LIPUTAN KHUSUS:

Suku Maybrat Tee dan Tehit Tolak Izin Sawit di Sorong Selatan


Penulis : Tim Betahita

Pembiaran pemerintah dinilai sebagai ancaman bagi kelangsungan hidup masyarakat adat.

Sawit

Kamis, 20 Mei 2021

Editor : Sandy Indra Pratama

BETAHITA.ID -  Warga dari dua suku, yakni Suku Besar Tehit dan Maybrat Tee menyatakan sikap tegas menolak izin-izin perkebunan kelapa sawit dan rencana usaha perkebunan kelapa sawit diatas tanah dan hutan adat milik mereka. Warga sadar juga khawatir kehilangan tanah dan hutan adat untuk perkebunan sawit bisa menghilangkan mata pencaharian, budaya, tradisi dan sumber pangan di masa depan.

“Leluhur kami mewariskan tanah dan hutan adat untuk masa depan kehidupan kami dan anak cucu kami, yang masih akan terus berlanjut. Kami hidup dari tanah dan hutan, yang juga menjadi rumah dari berbagai hewan dan tanaman,” ujar warga dalam pernyataan sikap tertulisnya, Kamis, 20 Mei 2021. Sebab, tambah mereka, hilangnya hutan akan memusnahkan berbagai keanekaragaman hayati yang merupakan sumber pangan bagi suku-suku adat.

Saat ini, Pemerintah Kabupaten Sorong Selatan dan pemerintah nasional telah mengeluarkan berbagai izin-izin usaha kepada perusahaan swasta untukpengembangan usaha perkebunan kelapa sawit di atas tanah dan hutan adat. Hal ini, menurut para warga adat akan mengancam kelangsungan hidup masyarakat adat dan mengancam keberlanjutan hutan alam, dengan berbagai mahluk hidup didalamnya.

Adapun perusahaan-perusahaan yang saat ini berdiri di atas hutan dan tanah adat kedua suku itu antara lain; (1) PT. Anugerah Sakti Internusa, dengan luas lahan seluas 37.000 ha. Perusahaan ini terletak di wilayah adat Suku Besar Tehit di Distrik Konda dan Distrik Teminabuan ; (2) PT. Internusa Jaya Sejahtera, dengan luas lahan seluas 4.950 ha, yang terletak di wilayah adat Suku Besar Tehit di Distrik Saifi dan Distrik Seremuk ; (3) PT. Persada Utama Agromulia, dengan luas lahan seluas 12.101 ha, yang terletak di wilayah Tanah Adat Suku Maybrat Tee di Distrik Wayer ; (4) PT. Varia Mitra Andalan, dengan luas lahan seluas 23.000 ha, yang terletak di wilayah adat Suku Maybrat Tee di Distrik Moswaren, seluruhnya berada di Kabupaten Sorong Selatan, Provinsi Papua Barat.

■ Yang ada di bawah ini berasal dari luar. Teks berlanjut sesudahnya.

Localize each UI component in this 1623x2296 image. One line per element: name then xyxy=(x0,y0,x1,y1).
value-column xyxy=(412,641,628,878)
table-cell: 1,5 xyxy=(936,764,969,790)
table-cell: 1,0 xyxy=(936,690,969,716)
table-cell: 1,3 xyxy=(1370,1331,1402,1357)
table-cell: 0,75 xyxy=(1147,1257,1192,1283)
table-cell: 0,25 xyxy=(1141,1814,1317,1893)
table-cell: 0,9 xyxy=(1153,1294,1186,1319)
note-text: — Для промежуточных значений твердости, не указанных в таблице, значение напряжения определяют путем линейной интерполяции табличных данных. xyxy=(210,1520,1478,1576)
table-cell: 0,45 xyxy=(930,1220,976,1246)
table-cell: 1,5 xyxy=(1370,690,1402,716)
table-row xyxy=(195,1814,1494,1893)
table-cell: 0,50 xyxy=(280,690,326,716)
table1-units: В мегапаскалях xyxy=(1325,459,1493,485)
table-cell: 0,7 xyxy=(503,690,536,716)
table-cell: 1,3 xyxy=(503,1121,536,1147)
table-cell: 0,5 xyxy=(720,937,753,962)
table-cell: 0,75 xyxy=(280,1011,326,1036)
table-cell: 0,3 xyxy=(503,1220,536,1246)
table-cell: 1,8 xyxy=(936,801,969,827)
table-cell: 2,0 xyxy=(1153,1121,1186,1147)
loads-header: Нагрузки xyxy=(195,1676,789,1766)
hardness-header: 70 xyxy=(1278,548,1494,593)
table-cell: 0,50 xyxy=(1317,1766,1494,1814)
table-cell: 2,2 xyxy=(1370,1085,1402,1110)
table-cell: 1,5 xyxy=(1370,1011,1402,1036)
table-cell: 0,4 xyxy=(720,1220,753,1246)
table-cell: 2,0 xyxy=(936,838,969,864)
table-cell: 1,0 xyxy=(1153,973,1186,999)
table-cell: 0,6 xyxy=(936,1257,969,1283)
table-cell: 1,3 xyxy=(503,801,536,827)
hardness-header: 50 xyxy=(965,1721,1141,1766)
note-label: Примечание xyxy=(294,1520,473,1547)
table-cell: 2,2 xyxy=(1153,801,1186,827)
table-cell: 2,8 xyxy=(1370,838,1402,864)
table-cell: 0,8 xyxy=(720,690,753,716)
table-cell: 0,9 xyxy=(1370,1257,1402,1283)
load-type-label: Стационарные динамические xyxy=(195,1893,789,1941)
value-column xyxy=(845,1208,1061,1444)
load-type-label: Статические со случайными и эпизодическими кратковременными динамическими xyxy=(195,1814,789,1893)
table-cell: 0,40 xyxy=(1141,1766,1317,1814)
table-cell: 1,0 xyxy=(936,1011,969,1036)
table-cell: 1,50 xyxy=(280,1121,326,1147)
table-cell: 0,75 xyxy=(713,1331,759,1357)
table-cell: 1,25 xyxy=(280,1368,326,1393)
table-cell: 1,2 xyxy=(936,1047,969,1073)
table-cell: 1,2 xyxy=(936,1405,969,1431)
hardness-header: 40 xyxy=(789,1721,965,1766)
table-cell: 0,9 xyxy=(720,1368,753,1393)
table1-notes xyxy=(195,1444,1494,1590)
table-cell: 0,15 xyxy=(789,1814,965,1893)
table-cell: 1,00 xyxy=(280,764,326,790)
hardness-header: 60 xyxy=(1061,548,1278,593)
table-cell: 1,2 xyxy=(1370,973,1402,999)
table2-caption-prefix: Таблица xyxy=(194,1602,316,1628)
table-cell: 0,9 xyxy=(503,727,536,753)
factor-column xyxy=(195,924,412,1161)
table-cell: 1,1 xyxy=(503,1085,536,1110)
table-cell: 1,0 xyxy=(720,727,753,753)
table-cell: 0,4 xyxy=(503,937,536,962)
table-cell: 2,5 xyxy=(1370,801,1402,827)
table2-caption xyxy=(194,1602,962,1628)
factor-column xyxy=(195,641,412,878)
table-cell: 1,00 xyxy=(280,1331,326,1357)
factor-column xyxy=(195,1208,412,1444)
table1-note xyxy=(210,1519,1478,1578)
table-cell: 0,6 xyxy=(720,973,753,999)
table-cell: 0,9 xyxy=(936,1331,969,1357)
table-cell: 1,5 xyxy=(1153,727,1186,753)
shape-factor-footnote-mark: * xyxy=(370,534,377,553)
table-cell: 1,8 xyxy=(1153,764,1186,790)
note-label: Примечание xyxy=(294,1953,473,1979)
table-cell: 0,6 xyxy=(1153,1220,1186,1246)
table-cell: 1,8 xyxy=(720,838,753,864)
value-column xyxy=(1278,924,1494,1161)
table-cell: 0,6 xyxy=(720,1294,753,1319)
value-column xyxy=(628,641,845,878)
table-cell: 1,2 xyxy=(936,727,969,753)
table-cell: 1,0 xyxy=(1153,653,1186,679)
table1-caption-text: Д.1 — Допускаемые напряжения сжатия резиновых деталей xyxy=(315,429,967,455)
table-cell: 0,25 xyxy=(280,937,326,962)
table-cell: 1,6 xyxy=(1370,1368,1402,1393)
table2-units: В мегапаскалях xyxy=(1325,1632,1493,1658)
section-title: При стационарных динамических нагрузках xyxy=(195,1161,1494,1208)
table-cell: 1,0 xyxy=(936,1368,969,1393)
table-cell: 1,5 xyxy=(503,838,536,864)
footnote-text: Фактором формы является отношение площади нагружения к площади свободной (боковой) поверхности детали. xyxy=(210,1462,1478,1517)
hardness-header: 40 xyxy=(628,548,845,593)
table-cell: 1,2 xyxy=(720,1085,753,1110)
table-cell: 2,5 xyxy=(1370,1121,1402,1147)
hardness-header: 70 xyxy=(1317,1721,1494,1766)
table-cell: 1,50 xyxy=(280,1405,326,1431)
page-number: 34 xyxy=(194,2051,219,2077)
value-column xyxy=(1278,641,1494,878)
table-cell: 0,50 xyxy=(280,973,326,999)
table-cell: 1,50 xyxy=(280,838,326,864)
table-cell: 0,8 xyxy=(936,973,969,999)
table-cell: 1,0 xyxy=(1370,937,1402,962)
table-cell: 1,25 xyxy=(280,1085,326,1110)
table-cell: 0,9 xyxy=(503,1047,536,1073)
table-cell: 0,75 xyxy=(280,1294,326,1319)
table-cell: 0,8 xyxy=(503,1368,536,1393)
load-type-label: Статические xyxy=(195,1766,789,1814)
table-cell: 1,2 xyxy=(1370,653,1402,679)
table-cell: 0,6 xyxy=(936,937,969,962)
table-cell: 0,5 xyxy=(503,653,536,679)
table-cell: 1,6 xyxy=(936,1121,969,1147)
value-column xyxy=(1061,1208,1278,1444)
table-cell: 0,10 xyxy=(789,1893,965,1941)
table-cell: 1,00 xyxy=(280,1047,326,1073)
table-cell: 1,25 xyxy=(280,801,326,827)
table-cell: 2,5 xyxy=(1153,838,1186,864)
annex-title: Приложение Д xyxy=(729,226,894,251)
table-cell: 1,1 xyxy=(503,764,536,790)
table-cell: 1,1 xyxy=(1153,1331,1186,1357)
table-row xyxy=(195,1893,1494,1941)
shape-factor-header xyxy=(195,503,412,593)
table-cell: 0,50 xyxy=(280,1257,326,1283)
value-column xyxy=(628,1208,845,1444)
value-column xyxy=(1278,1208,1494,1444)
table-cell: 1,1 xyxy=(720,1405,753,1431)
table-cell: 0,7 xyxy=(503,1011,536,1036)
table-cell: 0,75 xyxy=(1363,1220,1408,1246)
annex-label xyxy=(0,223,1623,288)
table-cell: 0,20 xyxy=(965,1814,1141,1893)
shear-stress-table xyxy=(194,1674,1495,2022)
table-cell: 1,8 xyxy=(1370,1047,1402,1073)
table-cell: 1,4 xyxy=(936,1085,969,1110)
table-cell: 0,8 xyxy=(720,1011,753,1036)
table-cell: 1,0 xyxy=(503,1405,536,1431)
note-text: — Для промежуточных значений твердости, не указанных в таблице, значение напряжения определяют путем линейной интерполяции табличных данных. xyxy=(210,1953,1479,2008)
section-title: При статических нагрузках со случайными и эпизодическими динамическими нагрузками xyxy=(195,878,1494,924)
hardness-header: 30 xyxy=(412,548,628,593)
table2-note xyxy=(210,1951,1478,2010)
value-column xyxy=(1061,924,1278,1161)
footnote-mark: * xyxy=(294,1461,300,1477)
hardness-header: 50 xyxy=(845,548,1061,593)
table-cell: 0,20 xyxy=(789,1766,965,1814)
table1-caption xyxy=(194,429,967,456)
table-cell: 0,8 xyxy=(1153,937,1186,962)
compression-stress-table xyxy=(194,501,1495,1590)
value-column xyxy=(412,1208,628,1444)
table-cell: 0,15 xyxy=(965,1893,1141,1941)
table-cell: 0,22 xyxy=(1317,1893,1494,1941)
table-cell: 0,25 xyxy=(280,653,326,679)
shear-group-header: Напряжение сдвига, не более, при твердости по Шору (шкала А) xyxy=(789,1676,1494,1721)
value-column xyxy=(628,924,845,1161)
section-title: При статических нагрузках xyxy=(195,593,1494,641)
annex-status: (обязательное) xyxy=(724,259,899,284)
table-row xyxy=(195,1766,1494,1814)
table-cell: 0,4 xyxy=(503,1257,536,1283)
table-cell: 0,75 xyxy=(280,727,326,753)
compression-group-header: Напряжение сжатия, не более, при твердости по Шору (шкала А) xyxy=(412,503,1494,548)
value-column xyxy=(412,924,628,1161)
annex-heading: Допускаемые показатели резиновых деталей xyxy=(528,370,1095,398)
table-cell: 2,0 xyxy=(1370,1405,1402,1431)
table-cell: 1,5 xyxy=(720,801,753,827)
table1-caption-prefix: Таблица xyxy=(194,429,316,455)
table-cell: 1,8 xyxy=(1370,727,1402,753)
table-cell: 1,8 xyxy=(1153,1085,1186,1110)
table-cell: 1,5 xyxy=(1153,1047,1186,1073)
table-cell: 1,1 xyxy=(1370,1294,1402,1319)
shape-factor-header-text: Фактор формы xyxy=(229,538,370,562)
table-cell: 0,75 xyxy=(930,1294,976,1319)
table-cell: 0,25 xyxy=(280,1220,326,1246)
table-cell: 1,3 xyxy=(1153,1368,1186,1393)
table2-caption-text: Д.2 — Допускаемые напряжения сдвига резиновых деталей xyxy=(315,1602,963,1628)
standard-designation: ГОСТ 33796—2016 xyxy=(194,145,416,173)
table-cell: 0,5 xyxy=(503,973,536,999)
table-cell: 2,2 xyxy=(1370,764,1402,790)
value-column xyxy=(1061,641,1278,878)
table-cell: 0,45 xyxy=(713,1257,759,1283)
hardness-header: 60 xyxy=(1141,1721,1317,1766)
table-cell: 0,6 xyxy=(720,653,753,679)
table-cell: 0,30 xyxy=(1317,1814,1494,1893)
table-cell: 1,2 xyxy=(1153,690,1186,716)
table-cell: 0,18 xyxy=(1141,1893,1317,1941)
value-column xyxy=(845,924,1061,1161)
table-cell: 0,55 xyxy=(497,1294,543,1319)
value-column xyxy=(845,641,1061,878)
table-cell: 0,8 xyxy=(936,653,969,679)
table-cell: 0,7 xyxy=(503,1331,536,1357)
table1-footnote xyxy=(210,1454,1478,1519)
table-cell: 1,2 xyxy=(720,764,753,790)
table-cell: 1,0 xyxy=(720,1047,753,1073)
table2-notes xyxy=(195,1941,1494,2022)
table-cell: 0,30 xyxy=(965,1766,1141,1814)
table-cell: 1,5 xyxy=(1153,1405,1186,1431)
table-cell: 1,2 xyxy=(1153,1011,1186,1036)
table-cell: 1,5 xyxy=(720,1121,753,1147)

Masyarakat Adat Tehit dan Maybrat Tee. (istimewa)

Masyrakat adat mengklaim pemberian izin-izin tersebut dilakukan tanpa konsultasi dan musyawarah untuk mendapatkan persetujuan dan kesepakatan dari kami masyarakat adat, pemilik tanah dan hutan adat. Cara semacam itu, jelas melanggar hukum adat dan mengabaikan hak-hak hukum masyarakat adat sebagaimana tertuang dalam konstitusi UUD 1945 dan peraturan perundang-undangan lainnya, yang mengakui, melindungi dan menghormati keberadaan dan hak-hakmasyarakat adat.

Berdasar laporan kajian dan evaluasi perizinan Tim GNPSDA Komisi Pemberantasan Korupsi dan Dinas Tanaman Pangan, Hortikultura dan Perkebunan Provinsi Papua Barat (2021), diketahui empat perusahaan tersebut tidak memenuhi kewajibannya dan izinnya bermasalah.

Tim KPK memberikan rekomendasi pencabutan izin, pemberian sanksi dan pembayaran denda. Sebab,keberadaan dan aktivitas perusahaan tersebut telahmenimbulkan keresahan dan telah mendapatkan penolakan dari masyarakat adat. Namun hingga saat ini perusahaan tersebut dan pihak tertentu masih terus mengganggu dan mendesakkan kepentingannya, sehingga membuat masyarakat resah dan merasakan minimnya perlindungan negara.

“Kami masyarakat adat turun temurun hidup rukun diatas tanah ini. Kami telah menjadi bagian dari tanah dan alam. Kami ingin menjaga dan mengelola tanah dan hutan adat berdasarkan norma dan cara pengetahuan inovasi masyarakat adat,” kata warga. “Kami mendesak Pemerintah Kabupaten SorongSelatan segera mencabut izin-izin dari empat perusahaan tersebut secepatnya.”